Analysis and case studies show that including different orientations toward the natural world makes for more effective scientific practice and science education. The answers to scientific questions depend on who's asking, because the questions asked and the answers sought reflect the cultural values and orientations of the questioner. These values and orientations are most often those of Western science. In Who's Asking?, Douglas Medin and Megan Bang argue that despite the widely held view that science is objective, value-neutral, and acultural, scientists do not shed their cultures at the laboratory or classroom door; their practices reflect their values, belief systems, and worldviews. Medin and Bang argue further that scientist diversity--the participation of researchers and educators with different cultural orientations--provides new perspectives and leads to more effective science and better science education. Medin and Bang compare Native American and European American orientations toward the natural world and apply these findings to science education.
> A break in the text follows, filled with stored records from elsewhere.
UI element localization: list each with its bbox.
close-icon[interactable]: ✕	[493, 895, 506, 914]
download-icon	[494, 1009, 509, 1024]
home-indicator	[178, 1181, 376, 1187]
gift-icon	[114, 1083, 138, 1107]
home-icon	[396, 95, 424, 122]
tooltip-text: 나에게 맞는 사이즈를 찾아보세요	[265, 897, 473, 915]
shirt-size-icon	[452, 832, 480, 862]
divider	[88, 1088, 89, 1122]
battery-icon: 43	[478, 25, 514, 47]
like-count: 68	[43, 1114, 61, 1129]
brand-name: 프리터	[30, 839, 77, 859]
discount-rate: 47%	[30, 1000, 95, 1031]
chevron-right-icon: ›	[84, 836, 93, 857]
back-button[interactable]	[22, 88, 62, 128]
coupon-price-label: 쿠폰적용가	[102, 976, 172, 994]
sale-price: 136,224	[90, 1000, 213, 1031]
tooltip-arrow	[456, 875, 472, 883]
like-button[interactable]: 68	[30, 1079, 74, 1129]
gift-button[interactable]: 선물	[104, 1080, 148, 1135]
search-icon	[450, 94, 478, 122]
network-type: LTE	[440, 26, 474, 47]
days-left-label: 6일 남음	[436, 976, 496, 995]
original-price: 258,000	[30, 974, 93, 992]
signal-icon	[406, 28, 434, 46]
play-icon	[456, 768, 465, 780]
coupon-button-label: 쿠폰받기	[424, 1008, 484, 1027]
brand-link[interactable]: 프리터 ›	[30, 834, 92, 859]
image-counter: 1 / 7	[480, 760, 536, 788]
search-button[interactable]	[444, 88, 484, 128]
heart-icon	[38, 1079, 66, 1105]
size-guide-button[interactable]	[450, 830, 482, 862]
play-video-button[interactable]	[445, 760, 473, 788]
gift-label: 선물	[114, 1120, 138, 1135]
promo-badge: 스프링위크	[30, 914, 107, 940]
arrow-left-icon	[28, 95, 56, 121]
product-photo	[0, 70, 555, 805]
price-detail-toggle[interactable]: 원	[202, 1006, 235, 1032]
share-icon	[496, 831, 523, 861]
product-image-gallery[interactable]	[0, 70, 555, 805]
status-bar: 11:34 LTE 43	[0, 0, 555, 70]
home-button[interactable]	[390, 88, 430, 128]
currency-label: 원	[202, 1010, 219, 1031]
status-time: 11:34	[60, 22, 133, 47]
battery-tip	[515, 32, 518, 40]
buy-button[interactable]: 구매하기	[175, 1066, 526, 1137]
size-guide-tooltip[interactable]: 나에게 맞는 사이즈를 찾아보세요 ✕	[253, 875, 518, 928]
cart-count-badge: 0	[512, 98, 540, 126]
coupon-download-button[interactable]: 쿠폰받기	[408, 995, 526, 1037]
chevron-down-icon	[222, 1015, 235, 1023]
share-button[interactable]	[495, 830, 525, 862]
The European American model, they find, sees humans as separated from nature; the Native American model sees humans as part of a natural ecosystem. Medin and Bang then report on the development of ecologically oriented and community-based science education programs on the Menominee reservation in Wisconsin and at the American Indian Center of Chicago. Medin and Bang's novel argument for scientist diversity also has important implications for questions of minority underrepresentation in science.